Back in May 2015, during his deputy leadership campaign, Watson told me: “The expansionist aims of Vladimir Putin are a big threat to European stability. I think it’s inevitable that we will need a larger infantry and more naval capacity in years to come.” He also warned that free movement was “the biggest issue that undermines the authority and legitimacy of the European Union in the minds of voters”. A decade on, these contrarian old right positions have become the new common sense.
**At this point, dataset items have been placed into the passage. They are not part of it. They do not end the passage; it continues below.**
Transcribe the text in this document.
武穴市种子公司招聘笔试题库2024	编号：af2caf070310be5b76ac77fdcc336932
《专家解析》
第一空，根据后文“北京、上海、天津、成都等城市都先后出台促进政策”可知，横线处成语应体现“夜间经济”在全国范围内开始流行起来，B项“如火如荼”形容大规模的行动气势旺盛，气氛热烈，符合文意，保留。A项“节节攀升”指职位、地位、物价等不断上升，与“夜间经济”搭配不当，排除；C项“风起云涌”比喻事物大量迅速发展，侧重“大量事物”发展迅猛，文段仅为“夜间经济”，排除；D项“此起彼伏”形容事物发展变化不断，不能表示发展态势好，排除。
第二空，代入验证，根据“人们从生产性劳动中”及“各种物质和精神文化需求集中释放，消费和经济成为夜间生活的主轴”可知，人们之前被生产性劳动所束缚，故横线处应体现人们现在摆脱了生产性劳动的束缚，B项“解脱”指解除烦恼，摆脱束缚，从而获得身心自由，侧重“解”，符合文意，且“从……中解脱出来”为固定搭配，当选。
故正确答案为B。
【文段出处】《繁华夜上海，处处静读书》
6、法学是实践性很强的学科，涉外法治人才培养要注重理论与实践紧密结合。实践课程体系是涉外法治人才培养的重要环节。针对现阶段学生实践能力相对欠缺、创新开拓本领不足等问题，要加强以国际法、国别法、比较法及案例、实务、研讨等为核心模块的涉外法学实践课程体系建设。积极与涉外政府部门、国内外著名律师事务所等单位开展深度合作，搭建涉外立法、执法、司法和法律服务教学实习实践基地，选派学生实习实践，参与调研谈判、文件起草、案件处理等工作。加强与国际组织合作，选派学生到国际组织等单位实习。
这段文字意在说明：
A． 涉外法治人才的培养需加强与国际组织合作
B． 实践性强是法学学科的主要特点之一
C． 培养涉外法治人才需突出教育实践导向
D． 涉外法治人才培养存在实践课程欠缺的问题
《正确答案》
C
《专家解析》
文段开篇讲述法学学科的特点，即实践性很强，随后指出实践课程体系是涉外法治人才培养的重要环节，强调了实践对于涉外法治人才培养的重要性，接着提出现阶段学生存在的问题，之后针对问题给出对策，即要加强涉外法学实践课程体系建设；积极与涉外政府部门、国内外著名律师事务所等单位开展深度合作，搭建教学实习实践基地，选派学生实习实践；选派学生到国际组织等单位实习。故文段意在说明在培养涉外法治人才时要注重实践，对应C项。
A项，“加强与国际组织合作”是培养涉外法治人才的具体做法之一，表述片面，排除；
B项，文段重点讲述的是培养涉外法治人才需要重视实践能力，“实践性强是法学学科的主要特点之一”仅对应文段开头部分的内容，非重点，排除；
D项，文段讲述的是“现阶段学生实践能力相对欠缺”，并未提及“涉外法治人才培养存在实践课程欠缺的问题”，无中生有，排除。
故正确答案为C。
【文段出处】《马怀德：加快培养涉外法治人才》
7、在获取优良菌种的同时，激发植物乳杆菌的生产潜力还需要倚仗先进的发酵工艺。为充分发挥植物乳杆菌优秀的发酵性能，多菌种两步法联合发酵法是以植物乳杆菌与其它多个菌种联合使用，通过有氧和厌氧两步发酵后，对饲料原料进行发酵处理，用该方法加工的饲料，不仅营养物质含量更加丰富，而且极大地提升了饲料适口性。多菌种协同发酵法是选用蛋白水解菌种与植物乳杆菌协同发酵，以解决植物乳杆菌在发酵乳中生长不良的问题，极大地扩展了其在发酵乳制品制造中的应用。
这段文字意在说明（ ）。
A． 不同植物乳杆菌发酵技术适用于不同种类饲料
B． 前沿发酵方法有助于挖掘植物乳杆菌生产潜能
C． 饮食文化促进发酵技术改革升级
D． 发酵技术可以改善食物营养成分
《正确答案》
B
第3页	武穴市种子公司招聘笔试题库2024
Starmer’s aversion to explicit ideology (“There is no such thing as Starmerism and there never will be”) has left commentators often struggling to locate his administration within Labour’s political universe. Some have seen the events of this week as further proof of the advance of Blue Labour, the group led by the peer Maurice Glasman (which I explored here), but there’s also an old-right flavour to this government. It is expanding workers’ rights, raising NHS spending and embracing hawkish stances on defence and immigration. This trajectory aligns it with the old right – which is both more economically interventionist and more socially conservative than New Labour (which often treated the unions as embarrassing relatives).
That’s the political space occupied by Rachel Reeves, whose workerist Budget resembled those of Callaghan and Healey and whose support for Heathrow expansion and the Rosebank oil field is cheered by the unions. It’s no accident that her political secretary is Matt Pound, one of the mainstays of Labour First, the old-right group, and a close ally of the No 10 chief of staff, Morgan McSweeney.
As MPs adjust to a changed political world, a succession of parliamentary groups have been launched, including the Labour Growth Group, the vanguard of the government’s war on Nimbyism, Blue Labour; chaired by the former Socialist Campaign Group member Dan Carden; and the Red Wall group, which has pushed for stronger policies on immigration.
To this list a fourth can be added: Labour First, which was founded in its current form in 1988, has established a parliamentary network led by MPs Luke Akehurst, another trusted McSweeney ally, and Gurinder Singh Josan, and Labour peers Spellar and Ruth Smeeth. “The left are still waiting in the wings to take advantage of any discord within the party,” it has warned, and to date more than 50 MPs have signed up. As well as hosting parliamentary meetings and debates, the group aims to shield MPs from the threat of deselection in advance of the next election. Reeves, Defence Secretary John Healey (who has addressed Labour First meetings) and Home Secretary Yvette Cooper are seen as key allies.
Don’t expect Labour First to seek headlines of the kind recently made by Blue Labour – it has always preferred to operate in the shadows and has no desire to act as a policy think tank. But the old right’s past and present help illuminate this government’s political character.
Starmer’s administration is populated by Blairites (or neo-Blairites): Pat McFadden, Wes Streeting, Peter Kyle, Liz Kendall, Jonathan Powell, Peter Mandelson and Liz Lloyd among them. But in a world transformed from that of 1997, it has charted a post-Blairite course.
Yet any expectation that Starmer would lead a liberal-left administration has been dispelled – he is tightening the borders, expanding Heathrow and cutting foreign aid – decisions that unsettle or enrage those progressives who thought the Prime Minister was one of them.
What to call a government that breaks with Blairism but that routinely disappoints the left? One in which the old right – playing a very long game – has won.